When she asked Craig to “pout” for her, and he declined, she pushed her luck by asking again, prompting the star to tell her: “I think you need to move on.”

The scratchy Spectre interviews continued outside the junket room.

Whatever chemistry Craig and co-stars Naomie Harris and Christoph Waltz enjoy on screen evaporated when the tight-lipped trio shared a sofa on The Graham Norton Show.

During a Good Morning Britain appearance, Waltz answered sarcastically when presenter Charlotte Hawkins implied that he was too good an actor for the role of villain Franz Oberhauser.

Performing publicity duties is a contractual obligation for the Bond team - the marketing budget for Spectre is estimated at $75m - but even Bond can crack under the promotional treadmill. (And for evidence, compare Craig's recent encounters with the first interview he granted for Spectre, a cover piece for Esquire two months ago, in which the actor is guarded but willing to engage.) So poking him with banal celebrity questions as if he is a performing monkey is likely to produce a negative response - particularly as the process grinds on.
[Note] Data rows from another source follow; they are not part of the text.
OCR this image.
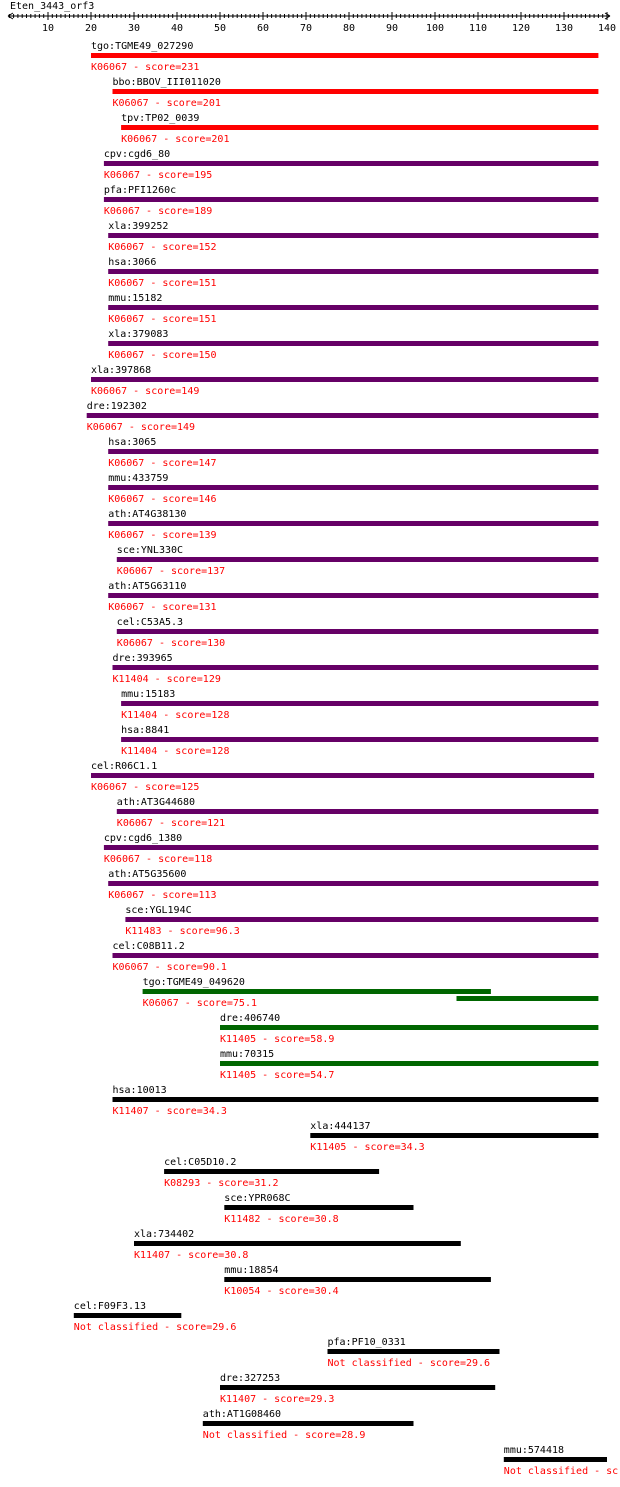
Eten_3443_orf3
10	20	30	40	50	60	70	80	90	100 110 120 130 140
tgo:TGME49_027290
K06067 - score=231
bbo:BBOV_III011020
K06067 - score=201
tpv:TP02_0039
K06067 - score=201
cpv:cgd6_80
K06067 - score=195
pfa:PFI1260c
K06067 - score=189
xla:399252
K06067 - score=152
hsa:3066
K06067 - score=151
mmu:15182
K06067 - score=151
xla:379083
K06067 - score=150
xla:397868
K06067 - score=149
dre:192302
K06067 - score=149
hsa:3065
K06067 - score=147
mmu:433759
K06067 - score=146
ath:AT4G38130
K06067 - score=139
sce:YNL330C
K06067 - score=137
ath:AT5G63110
K06067 - score=131
cel:C53A5.3
K06067 - score=130
dre:393965
K11404 - score=129
mmu:15183
K11404 - score=128
hsa:8841
K11404 - score=128
cel:R06C1.1
K06067 - score=125
ath:AT3G44680
K06067 - score=121
cpv:cgd6_1380
K06067 - score=118
ath:AT5G35600
K06067 - score=113
sce:YGL194C
K11483 - score=96.3
cel:C08B11.2
K06067 - score=90.1
tgo:TGME49_049620
K06067 - score=75.1
dre:406740
K11405 - score=58.9
mmu:70315
K11405 - score=54.7
hsa:10013
K11407 - score=34.3
xla:444137
K11405 - score=34.3
cel:C05D10.2
K08293 - score=31.2
sce:YPR068C
K11482 - score=30.8
xla:734402
K11407 - score=30.8
mmu:18854
K10054 - score=30.4
cel:F09F3.13
Not classified - score=29.6
pfa:PF10_0331
Not classified - score=29.6
dre:327253
K11407 - score=29.3
ath:AT1G08460
Not classified - score=28.9
mmu:574418
Not classified - sc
And timing on the junket trail can be all important. Radio Times writer Emma Brockes sensed trouble ahead of her doomed chat with Robert De Niro to promote his film The Intern, when she was told that she would be the last in line to talk to the screen legend after he had already conducted a round-table talk.

De Niro objected to the “negative inference” in her line of questioning but, instead of walking out, he maintained a passive-aggressive presence in the interview room until rescued by an aide.

“Nobody wants to be there for these choreographed junket interviews,” admitted Brockes. “I certainly didn't go in looking for an argument. But when it happened, I did think: 'At least he's finally saying something'.”